Studies on the substrate specificity of hexosaminidase A and B from liver

β-N-Acetylhexosaminidase A and B were partially purified from normal human liver using DEAE-cellulose column chromatography. Hexosaminidase B was also purified from the livers of patients who had died of Tay-Sachs disease. The hexosaminidase fractions were tested for their ability to hydrolyze the amino sugar moiety of synthetic substrates and of three amino sugar-containing glycolipids, GA2, globoside, and GM2. Hexosaminidase A and B had similar ability to catalyze the hydrolysis of synthetic N-acetylglycosaminides. The hexosaminidase B from the liver of a Tay-Sachs disease patient had a slightly higher Michaelis constant toward the same substrates as the control hexosaminidase B. Radioactively labeled GA2, N-acetyl-[1-14C] galactosaminyl (β 1 → 4)-galactosyl (β 1 → 4)-glucosyl (β 1 → 1)-ceramide was prepared biosynthetically. Hexosaminidase A and B from normal liver had identical Michaelis constants for the hydrolysis of GA2; whereas, the hexosaminidase B from a Tay-Sachs disease patient possessed a higher Michaelis constant.
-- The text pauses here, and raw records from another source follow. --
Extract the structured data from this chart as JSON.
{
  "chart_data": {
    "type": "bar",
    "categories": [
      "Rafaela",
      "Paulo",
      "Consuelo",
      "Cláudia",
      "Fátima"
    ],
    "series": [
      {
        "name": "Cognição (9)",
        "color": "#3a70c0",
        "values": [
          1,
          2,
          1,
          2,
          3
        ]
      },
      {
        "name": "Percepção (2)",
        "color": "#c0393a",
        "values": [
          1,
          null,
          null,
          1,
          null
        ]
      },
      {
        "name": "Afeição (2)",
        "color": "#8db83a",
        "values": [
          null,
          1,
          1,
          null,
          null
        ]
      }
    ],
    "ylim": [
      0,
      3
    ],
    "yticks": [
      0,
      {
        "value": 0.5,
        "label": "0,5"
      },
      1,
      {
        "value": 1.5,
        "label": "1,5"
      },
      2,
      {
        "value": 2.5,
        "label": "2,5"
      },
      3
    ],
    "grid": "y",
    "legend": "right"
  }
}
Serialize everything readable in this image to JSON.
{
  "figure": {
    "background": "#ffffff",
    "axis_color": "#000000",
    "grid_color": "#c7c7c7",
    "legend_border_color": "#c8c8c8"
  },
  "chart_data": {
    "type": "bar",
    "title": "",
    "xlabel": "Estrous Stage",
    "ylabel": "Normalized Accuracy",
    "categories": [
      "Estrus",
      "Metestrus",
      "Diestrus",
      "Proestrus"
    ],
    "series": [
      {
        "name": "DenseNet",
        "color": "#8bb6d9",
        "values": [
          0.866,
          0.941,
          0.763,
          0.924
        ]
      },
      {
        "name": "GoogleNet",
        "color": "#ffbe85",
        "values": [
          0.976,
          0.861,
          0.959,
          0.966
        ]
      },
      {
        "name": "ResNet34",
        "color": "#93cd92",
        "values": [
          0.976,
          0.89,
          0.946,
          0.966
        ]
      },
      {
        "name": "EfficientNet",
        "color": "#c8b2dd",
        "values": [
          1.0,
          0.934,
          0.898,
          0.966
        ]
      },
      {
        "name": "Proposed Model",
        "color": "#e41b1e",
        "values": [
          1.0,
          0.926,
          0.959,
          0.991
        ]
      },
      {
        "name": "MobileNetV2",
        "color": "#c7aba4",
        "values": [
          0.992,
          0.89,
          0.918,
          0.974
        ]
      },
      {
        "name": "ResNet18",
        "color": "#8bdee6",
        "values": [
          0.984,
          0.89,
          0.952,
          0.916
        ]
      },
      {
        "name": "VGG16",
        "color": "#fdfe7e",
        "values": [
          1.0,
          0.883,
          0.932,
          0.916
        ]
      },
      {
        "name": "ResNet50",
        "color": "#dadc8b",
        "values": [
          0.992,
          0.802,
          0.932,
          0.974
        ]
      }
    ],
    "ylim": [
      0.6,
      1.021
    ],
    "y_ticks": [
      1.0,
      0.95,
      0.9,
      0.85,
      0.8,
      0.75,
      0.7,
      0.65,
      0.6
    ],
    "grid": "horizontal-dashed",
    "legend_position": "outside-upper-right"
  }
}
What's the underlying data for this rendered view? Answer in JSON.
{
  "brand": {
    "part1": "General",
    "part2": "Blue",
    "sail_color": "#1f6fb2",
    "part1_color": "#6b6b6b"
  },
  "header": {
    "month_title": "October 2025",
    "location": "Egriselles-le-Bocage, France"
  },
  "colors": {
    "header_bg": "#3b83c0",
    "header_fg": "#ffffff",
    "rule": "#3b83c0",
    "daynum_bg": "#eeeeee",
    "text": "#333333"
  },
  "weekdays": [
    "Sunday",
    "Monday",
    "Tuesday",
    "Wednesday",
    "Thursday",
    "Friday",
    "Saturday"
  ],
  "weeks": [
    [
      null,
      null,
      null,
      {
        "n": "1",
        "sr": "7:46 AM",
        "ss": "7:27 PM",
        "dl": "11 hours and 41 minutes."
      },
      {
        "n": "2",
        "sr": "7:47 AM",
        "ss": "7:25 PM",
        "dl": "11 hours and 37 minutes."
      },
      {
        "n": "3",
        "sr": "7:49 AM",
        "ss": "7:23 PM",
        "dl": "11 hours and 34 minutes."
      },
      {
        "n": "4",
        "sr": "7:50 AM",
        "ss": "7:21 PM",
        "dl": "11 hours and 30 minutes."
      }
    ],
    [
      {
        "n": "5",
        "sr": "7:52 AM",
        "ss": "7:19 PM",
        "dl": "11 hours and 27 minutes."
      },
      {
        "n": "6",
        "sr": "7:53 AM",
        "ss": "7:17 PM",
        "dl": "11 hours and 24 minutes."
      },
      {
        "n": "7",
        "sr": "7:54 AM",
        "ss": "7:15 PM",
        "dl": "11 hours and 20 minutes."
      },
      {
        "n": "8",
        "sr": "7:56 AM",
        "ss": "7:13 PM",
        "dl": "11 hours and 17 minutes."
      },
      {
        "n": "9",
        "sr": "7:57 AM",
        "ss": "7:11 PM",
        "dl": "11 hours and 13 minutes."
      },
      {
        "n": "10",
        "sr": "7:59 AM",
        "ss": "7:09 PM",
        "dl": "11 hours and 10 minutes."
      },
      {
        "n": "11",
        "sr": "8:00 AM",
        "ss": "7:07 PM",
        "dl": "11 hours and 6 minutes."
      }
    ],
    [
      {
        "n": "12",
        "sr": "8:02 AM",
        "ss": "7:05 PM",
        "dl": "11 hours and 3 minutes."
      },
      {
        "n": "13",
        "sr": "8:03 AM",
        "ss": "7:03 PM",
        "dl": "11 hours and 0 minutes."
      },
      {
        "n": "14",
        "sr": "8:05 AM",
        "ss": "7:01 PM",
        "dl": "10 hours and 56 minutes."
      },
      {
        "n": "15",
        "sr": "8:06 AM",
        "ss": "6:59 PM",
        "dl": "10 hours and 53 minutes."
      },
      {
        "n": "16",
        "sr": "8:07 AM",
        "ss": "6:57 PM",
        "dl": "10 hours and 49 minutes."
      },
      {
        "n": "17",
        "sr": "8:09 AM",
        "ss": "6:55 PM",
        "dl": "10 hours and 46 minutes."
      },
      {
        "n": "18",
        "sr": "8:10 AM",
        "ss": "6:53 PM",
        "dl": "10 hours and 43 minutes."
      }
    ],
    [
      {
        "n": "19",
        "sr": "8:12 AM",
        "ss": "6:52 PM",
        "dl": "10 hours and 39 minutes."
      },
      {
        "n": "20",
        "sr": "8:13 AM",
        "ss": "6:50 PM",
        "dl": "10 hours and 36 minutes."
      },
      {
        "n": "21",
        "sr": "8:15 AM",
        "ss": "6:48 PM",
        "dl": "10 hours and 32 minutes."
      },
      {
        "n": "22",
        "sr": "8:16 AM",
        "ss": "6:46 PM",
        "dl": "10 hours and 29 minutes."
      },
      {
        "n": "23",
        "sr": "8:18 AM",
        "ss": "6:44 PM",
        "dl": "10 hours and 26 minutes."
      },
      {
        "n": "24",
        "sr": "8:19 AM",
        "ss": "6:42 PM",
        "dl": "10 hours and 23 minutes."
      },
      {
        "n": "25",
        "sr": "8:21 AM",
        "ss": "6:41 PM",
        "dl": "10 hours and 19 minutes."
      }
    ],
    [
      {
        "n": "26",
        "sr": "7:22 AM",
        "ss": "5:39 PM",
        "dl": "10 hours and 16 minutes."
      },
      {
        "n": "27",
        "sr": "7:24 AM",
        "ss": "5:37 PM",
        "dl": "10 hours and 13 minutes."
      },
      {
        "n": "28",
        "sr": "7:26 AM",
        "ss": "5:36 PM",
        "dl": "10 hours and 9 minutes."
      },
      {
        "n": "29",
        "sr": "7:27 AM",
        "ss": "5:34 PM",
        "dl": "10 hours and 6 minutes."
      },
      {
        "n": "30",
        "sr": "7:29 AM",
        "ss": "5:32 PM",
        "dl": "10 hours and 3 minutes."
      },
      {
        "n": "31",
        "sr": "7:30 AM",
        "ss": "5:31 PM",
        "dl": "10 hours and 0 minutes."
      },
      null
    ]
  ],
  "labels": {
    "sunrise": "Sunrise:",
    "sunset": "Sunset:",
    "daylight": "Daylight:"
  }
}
Globoside was hydrolyzed by both hexosaminidase A and B, although hexosaminidase B has a significantly lower Michaelis constant than the hexosaminidase A. Under the conditions of incubation neither hexosaminidase A nor B catalyzed the hydrolysis of the N-acetylgalactosaminyl residue from ganglioside GM2. However, in the presence of a neuraminidase preparation from Clostridium perfringens plus hexosaminidase A or B at pH 3.8 there was significant enzymatic hydrolysis of GM2 to ceramide lactose. Both GM2 and globoside were found to be excellent competitive inhibitors of GA2 hydrolysis by hexosaminidase B. These results are discussed with respect to the accumulation of these glycolipids in two GM2 ganglioside-storage diseases.